The following applies to the ingredients: Gabapentin

Professional Content

Benefits should clearly outweigh risks

Excreted into human milk: Yes

Comments:
-Breastfed infants should be monitored for drowsiness, adequate weight gain, and developmental milestones, especially when used in combination with other anticonvulsant or psychotropic drugs and in younger, exclusively breastfed infants.
-Some authorities suggest discontinuing nursing or discontinuing use of this drug while breastfeeding due to the potential for serious adverse reactions in the breastfed infant.

With maternal doses up to 2.1 g/day, estimated doses for fully breastfed infants are 0.2 to 1.3 mg/kg/day (equivalent to 1.3 to 3.8% of the maternal weight-adjusted dose). An expert panel has deemed this drug is an acceptable choice for refractory restless leg syndrome during lactation. Until more data becomes available, the developmental and health benefits of breastfeeding should be considered along with the mother's clinical need for this drug and any potential adverse effects on the breastfed infant from this drug or from the underlying maternal condition.

The following applies to the ingredients: Dapagliflozin (found in Farxiga)

Professional Content

Not recommended

Excreted into human milk: Unknown
Excreted into animal milk: Yes

Comment: This drug is not recommended while breastfeeding due to the potential for serious adverse reactions in breastfed infants.
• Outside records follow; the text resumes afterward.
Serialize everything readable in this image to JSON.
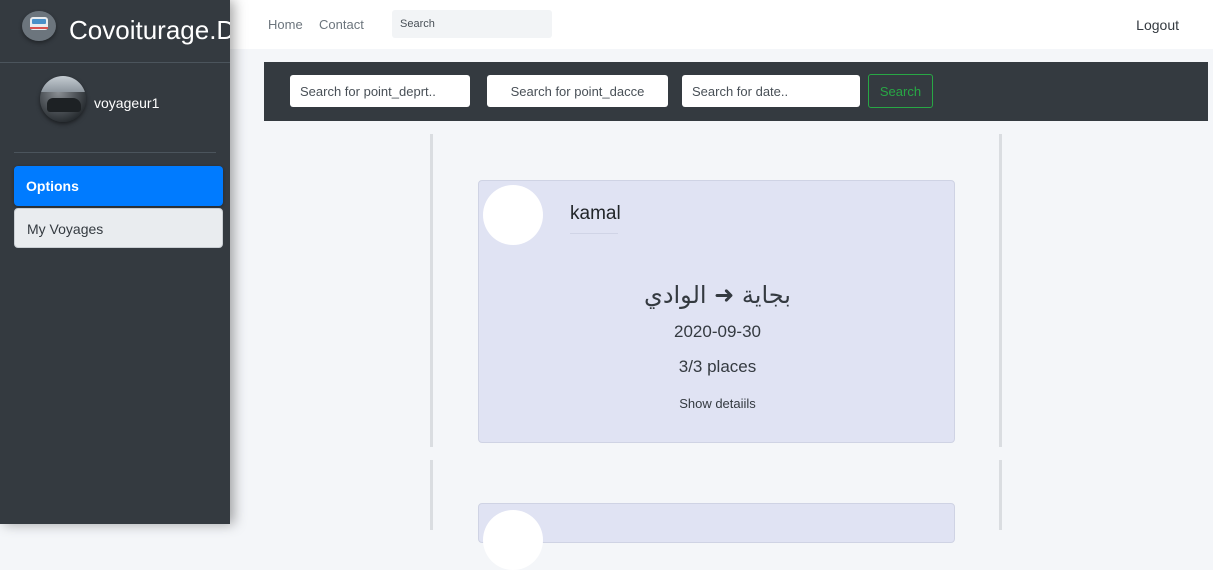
{
  "brand": {
    "name": "Covoiturage.D",
    "icon": "bus-icon"
  },
  "user": {
    "name": "voyageur1"
  },
  "sidebar": {
    "items": [
      {
        "label": "Options",
        "active": true
      },
      {
        "label": "My Voyages",
        "active": false
      }
    ]
  },
  "topnav": {
    "links": [
      "Home",
      "Contact"
    ],
    "search_placeholder": "Search",
    "logout": "Logout"
  },
  "filters": {
    "departure_placeholder": "Search for point_deprt..",
    "arrival_placeholder": "Search for point_dacce",
    "date_placeholder": "Search for date..",
    "button": "Search"
  },
  "voyages": [
    {
      "driver": "kamal",
      "route": "بجاية ➜ الوادي",
      "date": "2020-09-30",
      "places": "3/3 places",
      "details_link": "Show detaiils"
    }
  ],
  "colors": {
    "sidebar_bg": "#343a40",
    "active_item": "#007bff",
    "search_button": "#28a745",
    "card_bg": "#e0e3f3"
  }
}
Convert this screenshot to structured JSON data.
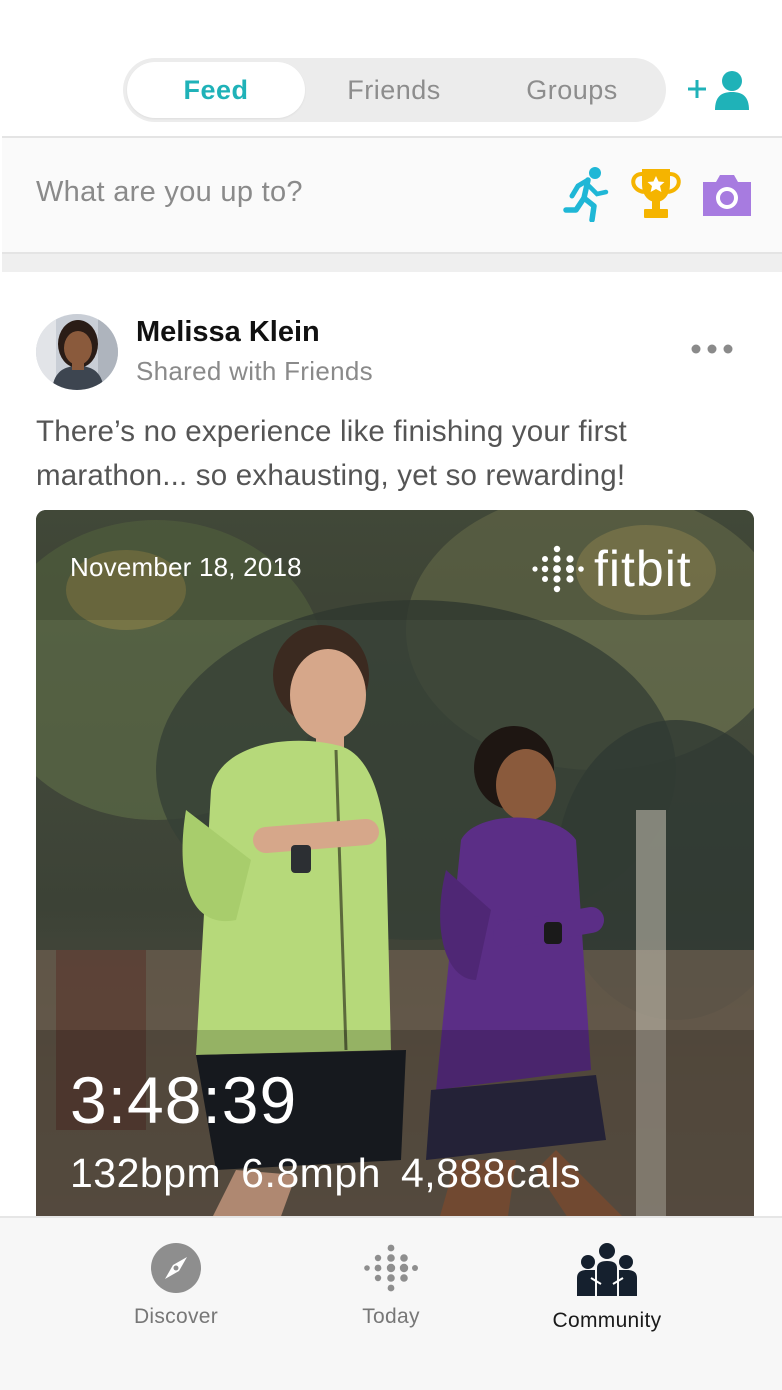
{
  "tabs": [
    {
      "label": "Feed",
      "active": true
    },
    {
      "label": "Friends",
      "active": false
    },
    {
      "label": "Groups",
      "active": false
    }
  ],
  "composer": {
    "placeholder": "What are you up to?",
    "icons": [
      "run-icon",
      "trophy-icon",
      "camera-icon"
    ]
  },
  "post": {
    "author": "Melissa Klein",
    "scope": "Shared with Friends",
    "text": "There’s no experience like finishing your first marathon... so exhausting, yet so rewarding!",
    "card": {
      "date": "November 18, 2018",
      "brand": "fitbit",
      "time": "3:48:39",
      "heart_rate": "132bpm",
      "speed": "6.8mph",
      "calories": "4,888cals"
    }
  },
  "nav": [
    {
      "label": "Discover",
      "icon": "compass-icon",
      "active": false
    },
    {
      "label": "Today",
      "icon": "fitbit-dots-icon",
      "active": false
    },
    {
      "label": "Community",
      "icon": "community-icon",
      "active": true
    }
  ],
  "colors": {
    "accent": "#1fb2b8",
    "trophy": "#f5b400",
    "camera": "#a77be0",
    "run": "#1fb7d6"
  }
}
This drug has been found in rat milk at a milk to plasma ratio of 0.49 which means this drug and its metabolites are transferred into milk at a concentration that is approximately 50% of that in maternal plasma. Although, it is unknown if this drug is excreted into human milk, there is potential for serious harm to the developing kidney if the breastfed infant is exposed. Human kidney maturation occurs during the first 2 years of life. Juvenile rats directly exposed to this drug have shown renal pelvic and tubular dilations during maturation. The long-term functional consequences of these effects are unknown. Additionally,decreased weight gain has been associated with lactational exposure in juvenile rats.